How Can I Configure My Computer to Avoid P2P Infections?
We’ll get a bit technical here. This section is for users who want to leave no stone unturned. If you’re looking to have the lowest chance of infection, read on!
Use a Windows Alternative
Windows is the operating system installed on the vast majority of consumer computers. Because of its popularity and closed-source nature, it’s always a target for hackers.
Linux, on the other hand, is a lesser-used genre of operating system. While Linux machines can be infected, almost all malware is targeted at Windows. This is partially because Linux has far superior built-in security measures. Another reason is that hackers want the most infections possible. If less than 10% of users are on Linux, most would see no point in making malware for it.
Also unlike Windows, most flavors of Linux are completely free. In recent years, the creators of popular Linux operating systems have made them far more user-friendly. A common favorite due to ease of use and security is Ubuntu Linux.
Use a Virtual Machine
This is a technique used by security professionals to investigate known malware. A Virtual Machine (VM) is essentially a “fake computer” running inside your computer. Though some resources are shared, it’s very hard for malware to pass through from a VM to your computer. Especially if you’re using Linux, chances are astronomically low.
For added security, you can use a different Linux operating system on the VM.
Try a Seedbox
Looking for something a little more hands-off?

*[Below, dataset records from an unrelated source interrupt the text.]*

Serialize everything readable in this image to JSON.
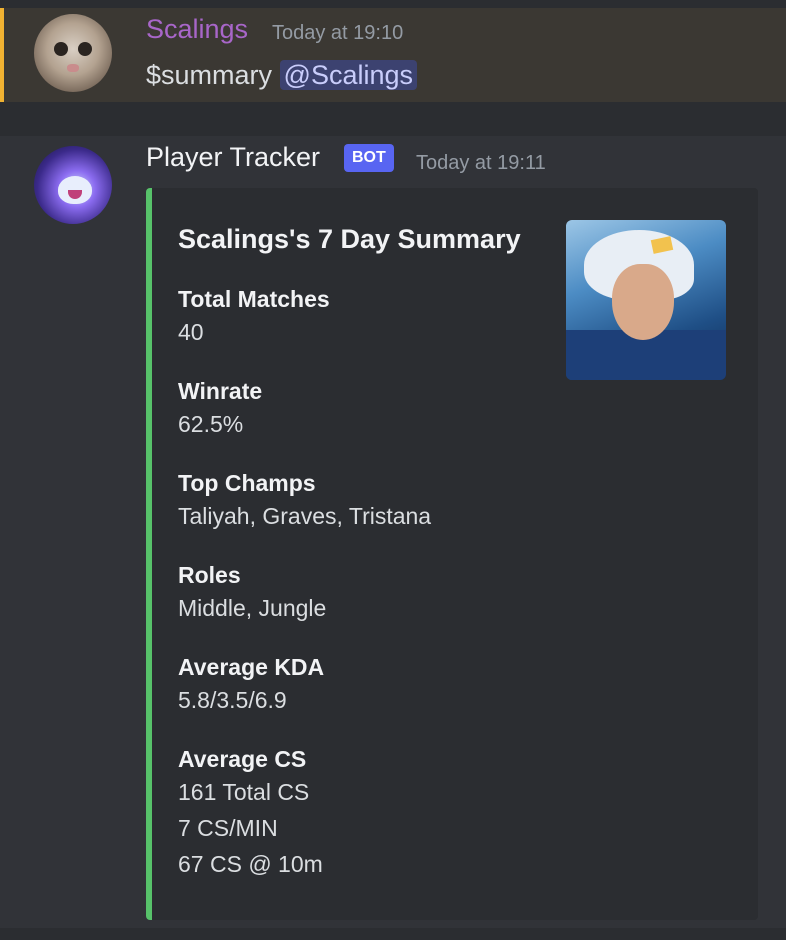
{
  "message1": {
    "author": "Scalings",
    "timestamp": "Today at 19:10",
    "command": "$summary",
    "mention": "@Scalings"
  },
  "message2": {
    "author": "Player Tracker",
    "badge": "BOT",
    "timestamp": "Today at 19:11",
    "embed": {
      "title": "Scalings's 7 Day Summary",
      "accent_color": "#57c26a",
      "fields": [
        {
          "name": "Total Matches",
          "value": "40"
        },
        {
          "name": "Winrate",
          "value": "62.5%"
        },
        {
          "name": "Top Champs",
          "value": "Taliyah, Graves, Tristana"
        },
        {
          "name": "Roles",
          "value": "Middle, Jungle"
        },
        {
          "name": "Average KDA",
          "value": "5.8/3.5/6.9"
        },
        {
          "name": "Average CS",
          "lines": [
            "161 Total CS",
            "7 CS/MIN",
            "67 CS @ 10m"
          ]
        }
      ]
    }
  },
  "colors": {
    "background": "#2b2d31",
    "mention_highlight_bar": "#f0b232",
    "username_scalings": "#a866c9",
    "bot_badge": "#5865f2"
  }
}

You may be interested in subscribing to a seedbox service. These are servers you can rent that handle all the seeding and leeching for you. Once a file is downloaded, you can grab it via direct download link (DDL).
Of course, seedboxes come with their own privacy concerns. You should always use cryptocurrency with these and do careful research. Always use a VPN in conjunction with a seedbox.
Does Using a VPN Protect Me from Viruses?
The term “Virtual Private Network” (VPN) is often tossed around without an explanation. Users often know it’s a product that’s necessary. Unfortunately, many newer users overestimate the security that a VPN can provide.
In short, a VPN is a service that masks your identity to the world. Unlike a proxy server, VPNs cover classic issues like DNS leaks. Many providers create their own user-friendly GUIs.
Remember, a VPN primarily is there to prevent snooping. The service can make it more difficult or impossible for other users to get your information. Another common usage of a VPN is on public Wi-Fi. Since VPNs encrypt all web traffic, other users aren’t able to steal your credentials.
A VPN can stop so-called “man-in-the-middle” attacks by encrypting everything. That attack happens when a user pretends to be a trusted server but actually steals your information.
Being in a torrent swarm is similar to being on public Wi-Fi. You’re connected with lots of users and machines you don’t know. You’re trusting them to provide you with clean data. The nature of P2P requires you to open ports up to strangers. Simply keeping everything encrypted and anonymized is the right move.
That being said, don’t rely only on your VPN to protect you. Some services may advertise “malware blocking” features. These typically block malicious sites at the DNS level. Others even have their own rudimentary antivirus systems.
Making Sense of It All
There are only a few places where 99% of people end up going wrong. Given our three-link chain of “search engine” -> “VPN” -> “client”, it sounds so simple. As with many technical things, the devil is in the details. Though it is literally as simple as it sounds, it’s quite a bit of research. Many times, new users want to start off on a sprint.
Remember, learning the art of torrenting requires patience. You’ll naturally pick up more information over time on kicking malware to the curb. Some of it’s common sense, and some of it is simply through discussion with the P2P community. Most users on P2P forums are there because they are looking to help newer users. Don’t be shy, and before you know it, you can have both the reputation and skill of a guru!